Unfortunately, by the fall, South Dakota was completely wiped out by viral infections, which led the country in cases and individual deaths. By November, there were more Govt deaths in South Dakota than in South Korea. Your brain is smart, but your head is dumb.
I got reminders of 2020 shows where I grabbed tickets that never happened: the ticket master sent me the worst email subject line of all time: “Stephen Malkmus has been canceled.” Dave Kroll, always a Mens, spent a video drum battle with a 10-year-old girl across the country – and, as he proudly admits – lost. Miley Cyrus sang in Pink Floyd’s “Wish You Were Here” SNL – Very perfect for her voice, perfect for now. Paul McCartney called it “Rock Down”, a dairy way to put it, but he spent his idle time on the farm, creating a spontaneous album that would not have happened otherwise as Taylor Swift did. Artists have abandoned home recordings that sit on hard drives.
Audiences had to fill the void to share the experience of those ceremonial fans from the Versus battles to Bondcamp Fridays.
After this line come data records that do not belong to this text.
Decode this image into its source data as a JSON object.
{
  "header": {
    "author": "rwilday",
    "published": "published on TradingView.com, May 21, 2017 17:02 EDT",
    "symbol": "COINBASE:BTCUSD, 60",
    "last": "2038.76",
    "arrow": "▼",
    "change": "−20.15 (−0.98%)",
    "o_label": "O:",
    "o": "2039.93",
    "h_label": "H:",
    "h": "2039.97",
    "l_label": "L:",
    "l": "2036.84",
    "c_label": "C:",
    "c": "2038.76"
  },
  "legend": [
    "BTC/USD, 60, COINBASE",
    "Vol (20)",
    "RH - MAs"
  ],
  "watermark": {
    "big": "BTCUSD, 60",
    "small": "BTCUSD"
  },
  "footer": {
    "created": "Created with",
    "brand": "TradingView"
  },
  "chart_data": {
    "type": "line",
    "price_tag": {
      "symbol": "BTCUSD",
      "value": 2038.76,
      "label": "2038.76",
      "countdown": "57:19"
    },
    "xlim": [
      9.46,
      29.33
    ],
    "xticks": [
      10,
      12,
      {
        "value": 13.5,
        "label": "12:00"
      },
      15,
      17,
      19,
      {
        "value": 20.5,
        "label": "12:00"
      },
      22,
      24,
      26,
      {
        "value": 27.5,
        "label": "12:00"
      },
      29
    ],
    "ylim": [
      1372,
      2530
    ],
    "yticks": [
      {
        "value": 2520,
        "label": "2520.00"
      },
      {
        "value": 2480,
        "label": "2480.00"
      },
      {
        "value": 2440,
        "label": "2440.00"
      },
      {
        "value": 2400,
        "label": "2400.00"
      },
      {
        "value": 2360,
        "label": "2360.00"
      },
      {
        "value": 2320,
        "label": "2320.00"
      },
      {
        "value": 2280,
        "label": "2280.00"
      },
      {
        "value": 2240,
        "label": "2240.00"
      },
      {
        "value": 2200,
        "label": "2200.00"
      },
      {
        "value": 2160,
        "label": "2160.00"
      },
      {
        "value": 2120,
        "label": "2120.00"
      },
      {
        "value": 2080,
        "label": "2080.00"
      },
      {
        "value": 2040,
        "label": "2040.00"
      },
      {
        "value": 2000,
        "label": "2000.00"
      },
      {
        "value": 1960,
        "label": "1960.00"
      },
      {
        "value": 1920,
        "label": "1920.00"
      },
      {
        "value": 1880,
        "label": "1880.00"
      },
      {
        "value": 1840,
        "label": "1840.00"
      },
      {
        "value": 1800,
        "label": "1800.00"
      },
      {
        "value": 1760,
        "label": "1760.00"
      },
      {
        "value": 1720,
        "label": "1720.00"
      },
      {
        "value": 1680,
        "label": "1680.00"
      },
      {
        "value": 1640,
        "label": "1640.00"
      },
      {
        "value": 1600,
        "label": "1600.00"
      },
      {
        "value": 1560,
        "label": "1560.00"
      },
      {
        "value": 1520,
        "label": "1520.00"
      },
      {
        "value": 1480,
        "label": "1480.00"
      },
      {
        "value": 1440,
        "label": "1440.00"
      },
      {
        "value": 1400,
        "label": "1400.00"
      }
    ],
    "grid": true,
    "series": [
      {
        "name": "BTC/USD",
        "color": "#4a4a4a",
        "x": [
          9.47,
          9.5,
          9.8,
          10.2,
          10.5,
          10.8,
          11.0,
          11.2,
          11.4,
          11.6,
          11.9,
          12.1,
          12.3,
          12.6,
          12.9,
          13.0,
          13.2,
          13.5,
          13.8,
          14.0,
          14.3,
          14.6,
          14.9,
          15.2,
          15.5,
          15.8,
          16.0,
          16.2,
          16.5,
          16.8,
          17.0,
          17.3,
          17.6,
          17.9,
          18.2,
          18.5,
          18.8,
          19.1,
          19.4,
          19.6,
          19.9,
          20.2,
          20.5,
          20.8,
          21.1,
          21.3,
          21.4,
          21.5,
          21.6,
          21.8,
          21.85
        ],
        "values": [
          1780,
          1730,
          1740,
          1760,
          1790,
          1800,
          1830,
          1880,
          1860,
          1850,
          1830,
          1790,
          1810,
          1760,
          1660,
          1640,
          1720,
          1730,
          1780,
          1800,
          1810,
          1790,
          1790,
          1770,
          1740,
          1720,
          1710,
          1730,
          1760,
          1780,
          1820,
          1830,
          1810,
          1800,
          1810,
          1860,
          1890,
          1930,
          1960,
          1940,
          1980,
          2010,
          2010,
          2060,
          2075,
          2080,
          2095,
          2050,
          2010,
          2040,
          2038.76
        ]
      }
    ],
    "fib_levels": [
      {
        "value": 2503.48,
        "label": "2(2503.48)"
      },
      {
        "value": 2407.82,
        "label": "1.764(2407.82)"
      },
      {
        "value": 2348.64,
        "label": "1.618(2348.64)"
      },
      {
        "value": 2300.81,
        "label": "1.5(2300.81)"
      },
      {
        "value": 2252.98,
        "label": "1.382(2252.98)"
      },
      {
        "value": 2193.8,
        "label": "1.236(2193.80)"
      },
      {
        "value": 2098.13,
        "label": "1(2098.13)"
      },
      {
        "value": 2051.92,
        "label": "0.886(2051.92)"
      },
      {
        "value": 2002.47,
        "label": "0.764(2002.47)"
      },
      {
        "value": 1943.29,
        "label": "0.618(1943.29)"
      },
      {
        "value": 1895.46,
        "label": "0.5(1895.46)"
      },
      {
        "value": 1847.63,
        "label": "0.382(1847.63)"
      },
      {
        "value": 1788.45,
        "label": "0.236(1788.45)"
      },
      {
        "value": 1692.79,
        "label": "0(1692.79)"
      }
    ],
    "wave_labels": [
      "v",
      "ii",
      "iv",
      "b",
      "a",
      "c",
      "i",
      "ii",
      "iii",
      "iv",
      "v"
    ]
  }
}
Manchester’s Charlotte’s UK rock star Tim Burgess made his Twitter listening feasts, which turned out to be a surprising therapeutic method for music fans all over the world to listen together, with live-tweets along with the artists. Rock stars, long lost, or isolated, or simply seemingly forgotten, came out of the woods – like members of the New Order, who had not spoken for years, squeezing each other on Twitter. They all knew that this was the biggest audience they would receive throughout the year.
From the Summer Black Lives Matter Rise to the November Victory Celebrations when Joe Biden and Kamala Harris toppled Trump, dancing in the streets was part of the musical cultural uprising. Within an hour of being invited to Pennsylvania, I was in a Brooklyn park in the sunshine on a Saturday afternoon, stuck in the middle of a spontaneous dance party (everyone wore a mask, no one talked about it). A psychedelic jam trio is playing, the first live band I’ve heard in eight months. DJ He exploded the “YMCA”, the keynote of the disco anthems of the 1970s, and the song that Trump bizarrely stated as the theme of his personal campaign-rally. DJ “” Seventeen Edge. “It all felt weird, with a lot of fear and a little bit of hope. In other words, pop dreams are always created – and a moment to go into 2021.